Через десять минут я зарулил на стоянку, выключил двигатель, сдвинул фонарь, спрыгнул с плоскости на землю и по всей форме доложил о выполнении задания.
– Разрешите получить замечания?
– Молодец! – к моему великому удовольствию подвёл итоги проверки замначлёт. – Видишь землю до миллиметра. Разрешаю самостоятельный вылет, – и он сделал запись в моей лётной книжке.
Через минут тридцать самолёт дозаправили, в заднюю кабину усадили «ваньку» – парусиновый мешок, набитый песком, для сохранения центровки, и я забрался в кабину. Зотов, стоя на плоскости, лично проверил показания винтомоторной группы, поднял вверх большой палец и ободряюще потрепал по шлемофону:
– Ну, с Богом…
В благополучном исходе полётов я не сомневался. Но тот, кто взлетал впервые в жизни сам, не дадут соврать, как это волнительно. Я испытывал эйфорию, когда выруливал на линию исполнительного старта. С торжествующими нотками в голосе запросил взлёт, наметил ориентир на горизонте и вывел максимальные обороты. Затем плавно отпустил тормоза и начал разбег. Самолёт, как скаковая лошадь, рванулся с места в карьер, задрал трубой хвост и устремился в атмосферу. Всё, скорость отрыва достигнута, и небо зовёт к себе. Я только подумал, что ручку следует чуть-чуть потянуть на себя, а самолёт уже висел в воздухе и жадно набирал высоту. Земля сначала охотно, а потом всё медленнее стала отпускать меня от себя, зато горизонт дружелюбно и широко распахнул свои объятья. Ощущение необыкновенное, сравнимое разве что с моментом оргазма.
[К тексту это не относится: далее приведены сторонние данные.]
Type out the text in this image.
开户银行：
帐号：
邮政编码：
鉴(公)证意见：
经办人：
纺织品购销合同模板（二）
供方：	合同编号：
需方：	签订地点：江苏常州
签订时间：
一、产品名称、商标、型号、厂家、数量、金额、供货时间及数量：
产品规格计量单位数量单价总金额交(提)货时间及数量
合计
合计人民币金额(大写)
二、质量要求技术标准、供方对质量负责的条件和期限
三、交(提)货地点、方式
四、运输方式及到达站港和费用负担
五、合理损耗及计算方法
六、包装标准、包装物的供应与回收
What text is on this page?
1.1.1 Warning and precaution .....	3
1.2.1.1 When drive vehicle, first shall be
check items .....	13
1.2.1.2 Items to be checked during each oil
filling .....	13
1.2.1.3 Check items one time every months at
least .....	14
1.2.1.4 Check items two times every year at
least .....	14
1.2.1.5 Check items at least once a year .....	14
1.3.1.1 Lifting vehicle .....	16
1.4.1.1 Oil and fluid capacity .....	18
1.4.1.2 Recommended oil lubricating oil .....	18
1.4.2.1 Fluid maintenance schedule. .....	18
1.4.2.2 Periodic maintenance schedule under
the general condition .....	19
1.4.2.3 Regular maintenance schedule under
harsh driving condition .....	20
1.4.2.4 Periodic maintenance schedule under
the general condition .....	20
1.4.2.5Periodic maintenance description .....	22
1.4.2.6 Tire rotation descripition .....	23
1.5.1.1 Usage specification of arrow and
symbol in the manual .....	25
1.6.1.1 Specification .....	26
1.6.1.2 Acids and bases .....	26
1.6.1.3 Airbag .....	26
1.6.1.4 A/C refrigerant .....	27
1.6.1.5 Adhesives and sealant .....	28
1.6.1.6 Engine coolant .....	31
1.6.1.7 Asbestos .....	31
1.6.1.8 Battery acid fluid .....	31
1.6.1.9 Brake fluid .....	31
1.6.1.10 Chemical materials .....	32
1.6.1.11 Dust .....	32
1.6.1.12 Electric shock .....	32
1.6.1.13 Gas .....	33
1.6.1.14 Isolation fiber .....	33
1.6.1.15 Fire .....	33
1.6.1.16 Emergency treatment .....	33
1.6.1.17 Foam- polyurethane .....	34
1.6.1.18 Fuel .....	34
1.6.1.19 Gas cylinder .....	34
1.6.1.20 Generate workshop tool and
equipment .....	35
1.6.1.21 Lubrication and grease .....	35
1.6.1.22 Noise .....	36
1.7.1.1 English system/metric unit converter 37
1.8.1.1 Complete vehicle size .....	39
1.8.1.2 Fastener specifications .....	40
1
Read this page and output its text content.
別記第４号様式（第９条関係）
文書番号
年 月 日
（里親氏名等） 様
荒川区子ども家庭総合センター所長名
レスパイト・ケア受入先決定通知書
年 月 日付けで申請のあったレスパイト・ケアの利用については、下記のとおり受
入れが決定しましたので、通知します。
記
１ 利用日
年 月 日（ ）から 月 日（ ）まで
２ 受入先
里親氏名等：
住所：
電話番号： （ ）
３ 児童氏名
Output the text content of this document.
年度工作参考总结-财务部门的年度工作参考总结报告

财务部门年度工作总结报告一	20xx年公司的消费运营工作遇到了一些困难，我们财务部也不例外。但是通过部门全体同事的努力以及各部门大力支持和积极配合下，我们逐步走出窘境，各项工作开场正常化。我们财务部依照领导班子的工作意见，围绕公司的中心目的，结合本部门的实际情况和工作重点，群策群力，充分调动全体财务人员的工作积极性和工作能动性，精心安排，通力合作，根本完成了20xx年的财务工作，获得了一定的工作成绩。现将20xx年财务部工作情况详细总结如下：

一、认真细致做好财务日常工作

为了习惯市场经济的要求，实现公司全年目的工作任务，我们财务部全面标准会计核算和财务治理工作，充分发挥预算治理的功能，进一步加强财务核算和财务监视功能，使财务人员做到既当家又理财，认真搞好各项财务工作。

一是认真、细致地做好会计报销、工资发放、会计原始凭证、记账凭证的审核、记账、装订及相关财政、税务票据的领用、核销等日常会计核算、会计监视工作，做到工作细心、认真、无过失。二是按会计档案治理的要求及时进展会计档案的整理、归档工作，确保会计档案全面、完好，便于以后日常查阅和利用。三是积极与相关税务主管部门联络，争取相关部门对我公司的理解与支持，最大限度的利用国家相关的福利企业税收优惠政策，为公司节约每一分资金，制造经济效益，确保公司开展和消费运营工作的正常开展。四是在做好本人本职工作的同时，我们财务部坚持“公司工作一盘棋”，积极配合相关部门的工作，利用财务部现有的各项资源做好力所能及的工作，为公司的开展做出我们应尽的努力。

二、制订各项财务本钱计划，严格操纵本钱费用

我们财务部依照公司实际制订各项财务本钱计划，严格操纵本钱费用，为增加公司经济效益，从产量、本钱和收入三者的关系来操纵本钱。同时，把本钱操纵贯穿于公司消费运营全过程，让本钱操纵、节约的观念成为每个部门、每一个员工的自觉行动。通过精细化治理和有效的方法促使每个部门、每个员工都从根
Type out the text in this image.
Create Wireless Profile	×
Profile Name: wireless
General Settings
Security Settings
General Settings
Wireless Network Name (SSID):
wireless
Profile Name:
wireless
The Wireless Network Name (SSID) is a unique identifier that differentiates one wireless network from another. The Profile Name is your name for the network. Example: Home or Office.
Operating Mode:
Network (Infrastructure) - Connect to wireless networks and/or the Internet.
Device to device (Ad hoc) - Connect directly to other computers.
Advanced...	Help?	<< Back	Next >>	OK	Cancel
На высоте 150 метров я, как положено, выполнил первый разворот с набором высоты и направился ко второму, – к тырлу, где топтались коровы. К ферме этой я бегал пешком по ночам к девчатам из соседней деревни. Не знаю, почему, но я очень любил эти самовольные отлучки из лагеря. В сущности, дух захватывал сам процесс его тайного покидания.
В нашей лётной группе, составляющей экипаж, было пятеро. Подвижный, как ртуть, Володя Дружков с явными признаками заводилы. Тонкий, с философским складом ума Женя Девин. Володька Забегаев, недоверчивый и сомневающийся парень. И Зырянов, которого командир отряда окрестил « затыкяном». Внешне Зырянов смахивал на нацмена, и как-то на разборе полётов, отчитывая его за грубую посадку, командир поинтересовался:
– У тебя родители – кто по национальности?
– Мать еврейка, а отец – армянин,– честно признался курсант.
– А ты кто?
– Я?– удивился Зырянов, – я – русский.
– Затыкян ты, а не русский,– засмеялся своей шутке командир и объявил: – За такую посадку – два наряда вне очереди! Ступай гальюны чистить, может, голова протрезвеет…
С Вовкой Дружковым мы быстро нашли общий язык. В том числе и по вопросам взаимоотношений с противоположным полом. Поэтому, познакомившись с молодыми доярочками из местного совхоза, мы на свой страх и риск бегали по ночам на свидания. Признаться, встречи носили протокольный характер, слегка разбавленный лёгким флиртом. Однако наши хвастливые рассказы о приключениях создавали у ребят завистливые мысли о половой распущенности их друзей. Против этого мы не возражали. Людям почему – то нравится, когда им завидуют, даже если эта зависть их недостойна.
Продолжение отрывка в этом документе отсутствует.